On August 22, 2017-- more than 2 1/2 years ago-- the United States District Court for the District of Columbia ruled that the Employee Equal Opportunity Commission ("EEOC") had not provided a "reasoned explanation" for its decision to promulgate regulations under the Americans with Disabilities Act ("ADA") and the Genetic Information Nondiscrimination Act ("GINA"), setting particular incentive levels for providing certain medical data for healthcare providers.

The EEOC's new broadly-stated Rules-- for which it failed to provide a "reasoned explanation"-- allowed employer-sponsored to offer employees discounts of up to 30% of the cost of self-only health coverage for divulging certain private medical information, or to impose up to a 30% for failing to do so (AARP v. Equal Employment Opportunity Commission). More than 2 1/2 years later, we're still waiting.

Four months later (December 20 , 2017) the Court issued a Memorandum Opinion, reconsidering its prior ruling that the EEOC's new Rules would be stayed "for the present", and announcing a specific date by which its stay would terminate, and the EEOC would be required to clean up its act-- January 1, 2019. As mentioned above, we're still waiting.

The Court also stated that it would "hold the EEOC to its intended [self-imposed] deadline" of August, 2018 for the issuance of a notice of proposed rulemaking". Notwithstanding the Court's admonition-- it's two-year warning, so to speak-- we're still waiting. I don't know about you, but I think two years is a long time.
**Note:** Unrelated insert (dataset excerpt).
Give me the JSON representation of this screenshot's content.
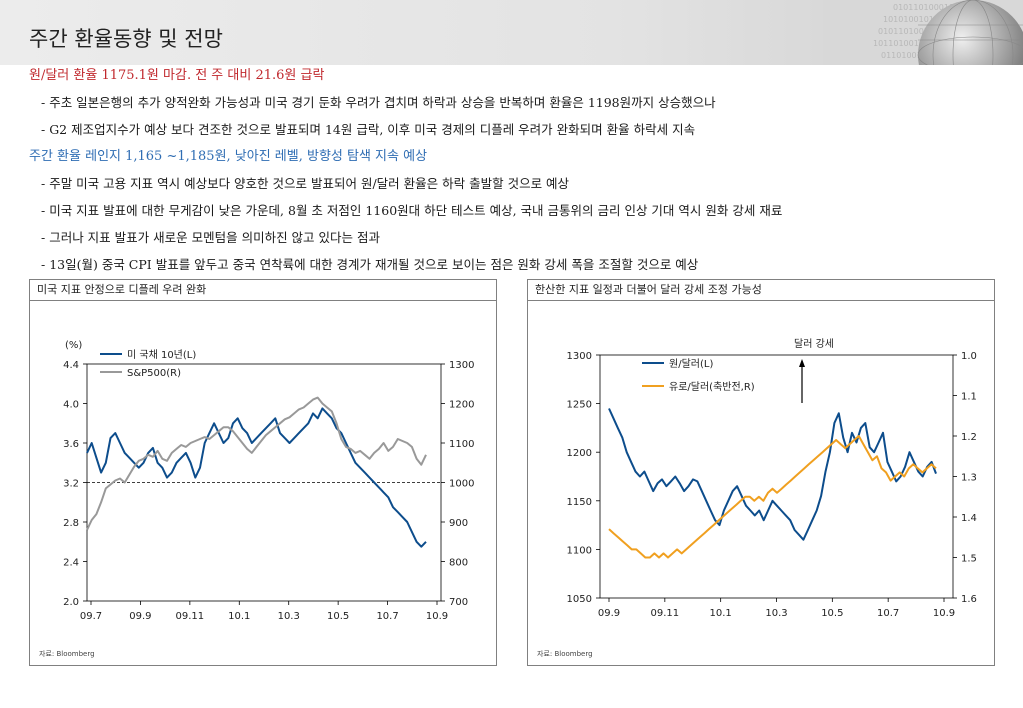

Even for an agency of the federal government.

In mid-2018, the EEOC made it clear that it had no immediate plans to issue new well-being regulations, but then, in December of that same year it announced, in its regulatory agenda, that it was in fact planning to release new Rules, in January of 2020. More than a year after that announcement, we're still waiting. And with the pressing exigencies of the current public health crisis, I don't see any clarification coming, in the near future. Knock me over with a feather.
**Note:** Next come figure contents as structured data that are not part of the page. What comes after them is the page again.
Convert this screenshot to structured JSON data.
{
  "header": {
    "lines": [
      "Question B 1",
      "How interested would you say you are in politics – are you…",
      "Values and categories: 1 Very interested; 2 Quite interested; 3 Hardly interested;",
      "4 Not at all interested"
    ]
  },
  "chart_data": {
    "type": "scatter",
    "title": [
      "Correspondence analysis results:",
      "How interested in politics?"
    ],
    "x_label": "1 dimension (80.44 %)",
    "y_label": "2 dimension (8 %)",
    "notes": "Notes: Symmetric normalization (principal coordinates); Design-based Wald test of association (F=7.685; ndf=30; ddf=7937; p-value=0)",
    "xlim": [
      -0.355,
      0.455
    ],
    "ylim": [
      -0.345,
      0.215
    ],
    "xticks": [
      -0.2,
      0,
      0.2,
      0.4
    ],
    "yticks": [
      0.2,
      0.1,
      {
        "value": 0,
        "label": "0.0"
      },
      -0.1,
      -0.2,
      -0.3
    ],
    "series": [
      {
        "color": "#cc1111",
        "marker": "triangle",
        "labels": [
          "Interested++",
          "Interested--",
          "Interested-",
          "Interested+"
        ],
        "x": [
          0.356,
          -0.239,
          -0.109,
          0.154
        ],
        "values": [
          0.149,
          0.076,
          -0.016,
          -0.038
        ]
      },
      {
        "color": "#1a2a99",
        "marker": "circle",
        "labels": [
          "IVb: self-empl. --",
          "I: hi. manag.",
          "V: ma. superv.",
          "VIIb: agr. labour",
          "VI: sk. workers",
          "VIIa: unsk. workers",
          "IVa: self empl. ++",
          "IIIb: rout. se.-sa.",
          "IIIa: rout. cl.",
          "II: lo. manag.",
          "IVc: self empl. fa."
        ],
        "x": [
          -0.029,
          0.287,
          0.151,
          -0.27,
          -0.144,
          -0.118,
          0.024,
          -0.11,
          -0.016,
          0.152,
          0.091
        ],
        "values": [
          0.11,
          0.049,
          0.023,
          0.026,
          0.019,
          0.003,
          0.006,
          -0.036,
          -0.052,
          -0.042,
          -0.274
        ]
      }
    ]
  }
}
So, what now? I guess we all have to assume (which is exactly what employers have been required to do since August of 2017) that the EEOC's dithering will come to an end at some point-- or not. In the meantime we'll just continue flying in the dark. And, maybe, that's all for the best. At least the dark is, for the most part, constant.

I am no longer a practicing attorney, and I was never qualified to offer advice about compliance with governmental policy-- particularly compliance with EEOC regulations. Legal advice aside (which this blog posting is decidedly not), it strikes me that Uncle Sam ought not be messing with workplace well-being-- it's far too important!

As the Rolling Stones put it, "Hey, you, get off of my cloud. Don't hang around 'cause two's a crowd: Off my cloud"!